Dépasser les barrières psychologiques
Le constat du chercheur est donc sans appel : oui, l’urine humaine pourrait être un engrais parfait pour répondre à la problématique de l’explosion démographique, qui fera exploser les besoins en alimentation. Mais les clichés ont la dent dure, et pour engraisser les cultures à l’urine, il faut encore dépasser les barrières psychologiques. Et, également trouver une solution pour récolter les urines, et les séparer des matières solides, car en France, cette séparation des matières organiques n’en n’est qu’à ses balbutiements. Cela existe déjà en Suède depuis plus de vingt ans, en Suisse, ou encore en Allemagne. En France, quelques projets émergent comme le restaurant 211 à Paris, où le propriétaire Fabien Gandossi propose des toilettes sèches et la récupération des urines.

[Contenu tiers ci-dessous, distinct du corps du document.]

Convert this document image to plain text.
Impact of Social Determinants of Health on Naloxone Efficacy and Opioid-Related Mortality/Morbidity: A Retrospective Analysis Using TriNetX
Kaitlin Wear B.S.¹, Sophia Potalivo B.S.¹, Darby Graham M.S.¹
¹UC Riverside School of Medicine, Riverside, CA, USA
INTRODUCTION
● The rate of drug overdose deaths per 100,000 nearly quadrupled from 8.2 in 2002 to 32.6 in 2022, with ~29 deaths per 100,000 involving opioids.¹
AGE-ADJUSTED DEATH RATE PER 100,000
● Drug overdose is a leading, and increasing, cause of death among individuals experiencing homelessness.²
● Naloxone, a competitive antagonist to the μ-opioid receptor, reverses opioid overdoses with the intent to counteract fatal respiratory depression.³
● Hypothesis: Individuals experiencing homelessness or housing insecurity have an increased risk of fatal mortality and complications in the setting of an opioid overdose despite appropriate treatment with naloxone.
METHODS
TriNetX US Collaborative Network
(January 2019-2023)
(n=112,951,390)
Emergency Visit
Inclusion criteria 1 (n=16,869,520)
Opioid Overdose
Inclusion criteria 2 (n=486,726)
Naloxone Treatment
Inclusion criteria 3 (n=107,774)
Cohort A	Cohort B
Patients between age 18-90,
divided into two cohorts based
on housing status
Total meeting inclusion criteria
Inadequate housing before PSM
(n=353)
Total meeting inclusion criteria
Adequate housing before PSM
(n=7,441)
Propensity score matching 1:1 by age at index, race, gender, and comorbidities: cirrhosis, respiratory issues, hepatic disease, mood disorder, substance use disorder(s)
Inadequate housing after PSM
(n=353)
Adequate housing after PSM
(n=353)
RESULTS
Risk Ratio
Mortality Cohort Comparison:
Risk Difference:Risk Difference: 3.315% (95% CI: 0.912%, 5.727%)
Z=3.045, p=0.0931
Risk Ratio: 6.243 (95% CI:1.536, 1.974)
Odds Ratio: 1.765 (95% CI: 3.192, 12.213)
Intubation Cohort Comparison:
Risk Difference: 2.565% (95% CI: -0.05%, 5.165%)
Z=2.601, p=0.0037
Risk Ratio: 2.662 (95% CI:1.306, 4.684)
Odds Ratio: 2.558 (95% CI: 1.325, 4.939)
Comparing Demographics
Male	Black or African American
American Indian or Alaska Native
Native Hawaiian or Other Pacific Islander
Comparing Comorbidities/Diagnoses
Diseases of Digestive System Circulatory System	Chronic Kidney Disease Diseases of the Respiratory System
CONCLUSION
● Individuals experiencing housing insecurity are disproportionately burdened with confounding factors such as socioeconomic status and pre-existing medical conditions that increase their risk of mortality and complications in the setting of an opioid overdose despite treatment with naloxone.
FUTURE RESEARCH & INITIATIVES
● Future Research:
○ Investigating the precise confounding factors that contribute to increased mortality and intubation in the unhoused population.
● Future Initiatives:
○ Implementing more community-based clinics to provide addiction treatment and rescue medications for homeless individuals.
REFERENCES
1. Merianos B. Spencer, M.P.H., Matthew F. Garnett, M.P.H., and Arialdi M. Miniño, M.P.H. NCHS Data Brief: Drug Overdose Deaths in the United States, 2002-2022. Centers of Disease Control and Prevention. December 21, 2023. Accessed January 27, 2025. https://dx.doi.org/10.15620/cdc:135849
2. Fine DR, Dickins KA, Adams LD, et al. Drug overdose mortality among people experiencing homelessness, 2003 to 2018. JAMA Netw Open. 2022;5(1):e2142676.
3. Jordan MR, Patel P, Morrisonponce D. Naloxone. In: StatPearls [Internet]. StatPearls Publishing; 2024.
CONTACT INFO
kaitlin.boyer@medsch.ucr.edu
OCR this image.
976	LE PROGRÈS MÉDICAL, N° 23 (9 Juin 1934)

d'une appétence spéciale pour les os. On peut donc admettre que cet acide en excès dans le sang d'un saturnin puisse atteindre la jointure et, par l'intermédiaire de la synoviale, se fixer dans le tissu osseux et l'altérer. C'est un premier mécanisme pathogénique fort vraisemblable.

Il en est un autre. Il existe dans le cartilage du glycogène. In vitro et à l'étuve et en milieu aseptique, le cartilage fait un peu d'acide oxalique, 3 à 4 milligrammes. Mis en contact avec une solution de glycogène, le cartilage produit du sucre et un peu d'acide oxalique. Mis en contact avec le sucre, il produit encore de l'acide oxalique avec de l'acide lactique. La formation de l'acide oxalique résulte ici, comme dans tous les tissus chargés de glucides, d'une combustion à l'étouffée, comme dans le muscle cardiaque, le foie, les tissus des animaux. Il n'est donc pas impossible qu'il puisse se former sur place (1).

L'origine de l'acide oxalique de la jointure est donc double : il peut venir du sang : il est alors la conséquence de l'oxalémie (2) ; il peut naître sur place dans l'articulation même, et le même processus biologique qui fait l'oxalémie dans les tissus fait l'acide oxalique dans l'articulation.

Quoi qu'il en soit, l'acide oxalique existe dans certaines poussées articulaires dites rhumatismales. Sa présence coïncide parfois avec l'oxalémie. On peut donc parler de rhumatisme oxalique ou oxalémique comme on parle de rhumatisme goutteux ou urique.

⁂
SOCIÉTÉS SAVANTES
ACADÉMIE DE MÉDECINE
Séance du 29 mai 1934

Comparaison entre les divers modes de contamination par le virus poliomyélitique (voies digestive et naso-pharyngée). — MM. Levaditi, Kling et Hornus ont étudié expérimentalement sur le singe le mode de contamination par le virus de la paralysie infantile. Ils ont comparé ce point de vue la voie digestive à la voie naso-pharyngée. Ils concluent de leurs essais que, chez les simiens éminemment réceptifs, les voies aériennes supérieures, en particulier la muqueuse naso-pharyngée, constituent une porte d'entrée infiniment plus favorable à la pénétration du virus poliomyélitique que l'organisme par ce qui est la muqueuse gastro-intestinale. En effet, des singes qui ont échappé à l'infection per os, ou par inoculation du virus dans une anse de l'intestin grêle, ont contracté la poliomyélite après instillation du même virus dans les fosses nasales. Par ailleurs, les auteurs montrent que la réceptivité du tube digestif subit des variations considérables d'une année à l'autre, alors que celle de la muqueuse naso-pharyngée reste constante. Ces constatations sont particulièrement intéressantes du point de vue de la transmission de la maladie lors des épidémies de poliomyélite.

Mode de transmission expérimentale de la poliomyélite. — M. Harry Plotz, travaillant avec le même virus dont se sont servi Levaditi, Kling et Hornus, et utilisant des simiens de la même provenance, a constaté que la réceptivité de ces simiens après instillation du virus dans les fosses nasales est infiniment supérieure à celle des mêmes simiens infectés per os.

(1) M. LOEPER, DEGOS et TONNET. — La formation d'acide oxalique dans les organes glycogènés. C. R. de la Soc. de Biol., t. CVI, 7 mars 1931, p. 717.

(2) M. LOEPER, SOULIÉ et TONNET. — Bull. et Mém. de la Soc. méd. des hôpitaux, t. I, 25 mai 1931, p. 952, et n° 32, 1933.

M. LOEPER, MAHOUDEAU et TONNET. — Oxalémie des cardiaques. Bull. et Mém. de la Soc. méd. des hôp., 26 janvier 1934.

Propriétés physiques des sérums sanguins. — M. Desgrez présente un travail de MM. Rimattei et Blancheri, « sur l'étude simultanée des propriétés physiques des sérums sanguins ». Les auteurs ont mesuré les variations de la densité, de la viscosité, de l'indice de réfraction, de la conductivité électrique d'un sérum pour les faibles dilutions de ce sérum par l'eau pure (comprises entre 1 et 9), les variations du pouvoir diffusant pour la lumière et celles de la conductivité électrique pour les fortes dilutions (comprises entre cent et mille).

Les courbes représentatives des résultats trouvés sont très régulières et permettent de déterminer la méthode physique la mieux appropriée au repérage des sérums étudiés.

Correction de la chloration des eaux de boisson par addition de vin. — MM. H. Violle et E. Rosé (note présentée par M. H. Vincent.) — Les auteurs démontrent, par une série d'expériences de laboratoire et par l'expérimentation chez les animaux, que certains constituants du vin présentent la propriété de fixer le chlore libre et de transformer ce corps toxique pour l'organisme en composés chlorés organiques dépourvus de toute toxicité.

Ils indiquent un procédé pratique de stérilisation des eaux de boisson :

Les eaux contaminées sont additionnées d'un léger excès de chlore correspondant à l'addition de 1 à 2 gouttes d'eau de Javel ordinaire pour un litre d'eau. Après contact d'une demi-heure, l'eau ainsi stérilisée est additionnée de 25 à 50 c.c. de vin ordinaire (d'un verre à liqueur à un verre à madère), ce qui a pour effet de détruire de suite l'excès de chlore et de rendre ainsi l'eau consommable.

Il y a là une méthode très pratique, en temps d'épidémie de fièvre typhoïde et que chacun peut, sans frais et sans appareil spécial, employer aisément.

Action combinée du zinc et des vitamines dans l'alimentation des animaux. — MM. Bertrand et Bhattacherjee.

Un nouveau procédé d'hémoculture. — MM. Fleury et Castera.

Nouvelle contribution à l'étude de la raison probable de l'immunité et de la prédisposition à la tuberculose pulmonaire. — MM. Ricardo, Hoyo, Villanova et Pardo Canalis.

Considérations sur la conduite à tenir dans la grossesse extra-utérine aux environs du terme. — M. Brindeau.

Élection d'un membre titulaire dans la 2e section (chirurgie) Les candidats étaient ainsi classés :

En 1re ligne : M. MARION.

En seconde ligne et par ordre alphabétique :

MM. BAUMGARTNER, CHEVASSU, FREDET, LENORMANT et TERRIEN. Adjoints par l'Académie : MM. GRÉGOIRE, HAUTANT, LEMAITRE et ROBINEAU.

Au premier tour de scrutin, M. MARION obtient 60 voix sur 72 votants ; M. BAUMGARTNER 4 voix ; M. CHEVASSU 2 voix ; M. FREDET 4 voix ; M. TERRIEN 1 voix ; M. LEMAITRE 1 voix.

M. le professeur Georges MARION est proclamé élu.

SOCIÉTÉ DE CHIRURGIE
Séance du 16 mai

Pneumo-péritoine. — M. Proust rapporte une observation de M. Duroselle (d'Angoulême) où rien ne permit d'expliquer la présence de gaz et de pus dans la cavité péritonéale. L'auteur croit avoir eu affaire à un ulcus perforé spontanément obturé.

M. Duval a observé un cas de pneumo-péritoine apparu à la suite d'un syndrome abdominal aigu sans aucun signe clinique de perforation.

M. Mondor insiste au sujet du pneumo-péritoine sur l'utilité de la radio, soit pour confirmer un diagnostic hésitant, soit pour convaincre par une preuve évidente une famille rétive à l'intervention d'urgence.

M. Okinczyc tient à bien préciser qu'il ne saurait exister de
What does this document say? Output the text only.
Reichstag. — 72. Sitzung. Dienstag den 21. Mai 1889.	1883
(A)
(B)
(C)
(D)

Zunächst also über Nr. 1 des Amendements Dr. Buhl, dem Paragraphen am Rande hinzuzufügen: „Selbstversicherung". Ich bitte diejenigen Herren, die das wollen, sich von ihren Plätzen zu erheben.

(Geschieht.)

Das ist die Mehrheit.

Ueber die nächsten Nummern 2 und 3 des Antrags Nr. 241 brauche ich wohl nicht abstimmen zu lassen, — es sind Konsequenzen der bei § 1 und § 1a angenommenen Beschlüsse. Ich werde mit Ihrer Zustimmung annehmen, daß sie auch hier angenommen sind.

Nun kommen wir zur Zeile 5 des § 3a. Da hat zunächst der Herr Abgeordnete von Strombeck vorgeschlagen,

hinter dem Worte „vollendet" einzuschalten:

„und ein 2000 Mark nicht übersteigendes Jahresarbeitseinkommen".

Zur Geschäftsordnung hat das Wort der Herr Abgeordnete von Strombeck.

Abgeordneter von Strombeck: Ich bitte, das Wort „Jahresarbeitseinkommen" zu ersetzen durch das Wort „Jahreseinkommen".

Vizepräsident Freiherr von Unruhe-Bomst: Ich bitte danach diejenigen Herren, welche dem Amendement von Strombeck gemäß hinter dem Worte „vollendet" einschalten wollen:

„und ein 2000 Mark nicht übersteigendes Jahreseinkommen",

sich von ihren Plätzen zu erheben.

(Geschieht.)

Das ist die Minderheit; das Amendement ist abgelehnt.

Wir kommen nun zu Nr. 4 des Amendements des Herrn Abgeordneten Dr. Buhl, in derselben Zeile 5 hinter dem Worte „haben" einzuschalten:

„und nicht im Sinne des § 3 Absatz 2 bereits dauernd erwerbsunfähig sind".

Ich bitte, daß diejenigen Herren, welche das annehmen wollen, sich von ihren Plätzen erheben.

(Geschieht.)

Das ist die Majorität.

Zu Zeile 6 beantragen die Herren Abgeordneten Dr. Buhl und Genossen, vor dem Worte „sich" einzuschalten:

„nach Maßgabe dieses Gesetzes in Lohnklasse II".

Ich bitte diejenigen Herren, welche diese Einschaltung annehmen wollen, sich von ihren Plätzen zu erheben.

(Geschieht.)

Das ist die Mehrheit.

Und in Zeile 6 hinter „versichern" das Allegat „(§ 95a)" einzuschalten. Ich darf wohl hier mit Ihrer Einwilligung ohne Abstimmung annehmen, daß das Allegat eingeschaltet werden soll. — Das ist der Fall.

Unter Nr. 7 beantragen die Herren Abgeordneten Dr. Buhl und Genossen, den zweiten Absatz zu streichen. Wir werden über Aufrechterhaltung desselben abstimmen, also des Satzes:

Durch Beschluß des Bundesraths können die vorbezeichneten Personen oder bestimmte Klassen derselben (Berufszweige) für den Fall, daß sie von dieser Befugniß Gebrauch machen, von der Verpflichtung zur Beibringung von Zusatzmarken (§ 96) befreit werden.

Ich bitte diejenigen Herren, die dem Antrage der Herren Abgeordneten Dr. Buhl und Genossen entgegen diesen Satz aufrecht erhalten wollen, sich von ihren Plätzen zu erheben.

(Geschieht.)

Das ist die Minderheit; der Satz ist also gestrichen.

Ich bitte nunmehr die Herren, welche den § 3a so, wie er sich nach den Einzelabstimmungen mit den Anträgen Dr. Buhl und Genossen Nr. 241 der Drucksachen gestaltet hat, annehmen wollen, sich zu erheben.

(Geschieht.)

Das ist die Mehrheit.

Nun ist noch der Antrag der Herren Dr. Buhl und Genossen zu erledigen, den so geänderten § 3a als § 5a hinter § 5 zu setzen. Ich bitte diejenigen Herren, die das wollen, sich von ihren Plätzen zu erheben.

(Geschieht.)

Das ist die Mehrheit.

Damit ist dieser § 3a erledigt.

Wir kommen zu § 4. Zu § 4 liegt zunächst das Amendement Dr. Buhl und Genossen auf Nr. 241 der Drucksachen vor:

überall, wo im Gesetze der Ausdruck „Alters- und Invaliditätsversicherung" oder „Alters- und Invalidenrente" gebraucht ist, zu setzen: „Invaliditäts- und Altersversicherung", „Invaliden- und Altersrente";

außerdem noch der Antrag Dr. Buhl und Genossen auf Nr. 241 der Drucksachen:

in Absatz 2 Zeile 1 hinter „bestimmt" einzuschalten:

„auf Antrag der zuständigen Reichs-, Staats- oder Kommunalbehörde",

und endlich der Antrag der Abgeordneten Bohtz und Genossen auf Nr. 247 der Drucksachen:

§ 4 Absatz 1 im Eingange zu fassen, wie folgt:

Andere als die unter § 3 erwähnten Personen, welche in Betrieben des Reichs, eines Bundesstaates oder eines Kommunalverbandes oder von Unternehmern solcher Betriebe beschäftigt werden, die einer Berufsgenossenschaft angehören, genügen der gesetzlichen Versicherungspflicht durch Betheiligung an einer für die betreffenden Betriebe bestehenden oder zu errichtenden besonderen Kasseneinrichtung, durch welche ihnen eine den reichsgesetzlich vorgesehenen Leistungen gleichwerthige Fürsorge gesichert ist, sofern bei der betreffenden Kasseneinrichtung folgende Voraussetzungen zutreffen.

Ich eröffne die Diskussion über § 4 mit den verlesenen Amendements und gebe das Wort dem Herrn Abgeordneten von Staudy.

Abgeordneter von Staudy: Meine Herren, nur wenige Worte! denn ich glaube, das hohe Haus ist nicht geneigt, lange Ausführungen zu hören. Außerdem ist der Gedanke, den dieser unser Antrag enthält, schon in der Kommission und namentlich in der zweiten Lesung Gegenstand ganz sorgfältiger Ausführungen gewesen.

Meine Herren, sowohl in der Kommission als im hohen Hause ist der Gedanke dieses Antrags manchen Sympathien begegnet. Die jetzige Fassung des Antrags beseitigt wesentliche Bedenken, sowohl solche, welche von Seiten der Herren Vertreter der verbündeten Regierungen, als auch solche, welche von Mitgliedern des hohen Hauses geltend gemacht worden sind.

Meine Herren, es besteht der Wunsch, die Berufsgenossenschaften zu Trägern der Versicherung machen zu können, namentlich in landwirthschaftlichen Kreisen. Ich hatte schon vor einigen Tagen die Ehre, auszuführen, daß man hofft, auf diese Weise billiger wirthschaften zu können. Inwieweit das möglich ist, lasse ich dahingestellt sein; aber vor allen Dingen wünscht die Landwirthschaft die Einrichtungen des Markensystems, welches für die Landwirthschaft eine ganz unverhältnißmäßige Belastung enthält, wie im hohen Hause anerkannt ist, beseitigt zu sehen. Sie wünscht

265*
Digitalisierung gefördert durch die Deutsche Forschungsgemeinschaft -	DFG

Les clients sont un peu décontenancés, mais finalement les retours sont positifs, car cela ne change pas grand-chose à leurs habitudes !
Les Français sont-ils prêts à manger ces aliments ?
Selon Marine Legrand, anthropologue, il y a bien des verrous à faire sauter, pour que la perception des gens change. Et cela pourrait être possible, car nous prenons peu à peu conscience de la préciosité de l’eau, et de l’aberration d’utiliser de l’eau potable pour faire nos besoins. Toujours selon l’anthropologue, le taux d’acceptation est assez fort en Chine ou en France, mais très faible au Portugal par exemple. A Paris, dans un éco quartier de 600 logements, Paris & Métropole Aménagement installera des toilettes qui sépareront les urines des matières fécales. Les urines seront ensuite stockées puis envoyées vers une micro-usine. L’ammonium des urines sera ensuite transformé en nitrate, puis les bactéries seront éliminées et le résiduel purifié. De cette purification naîtra un engrais qui sera utilisé dans les jardineries ou par des particuliers. L’urine n’est pas un vecteur de maladies, et ne nécessite pas de lourds traitements pour la purifier. L’utilisation de l’urine comme engrais est encore très intimiste, mais avec ce conflit qui perdure et les contraintes économiques qui vont en découler, cela pourrait très vite changer.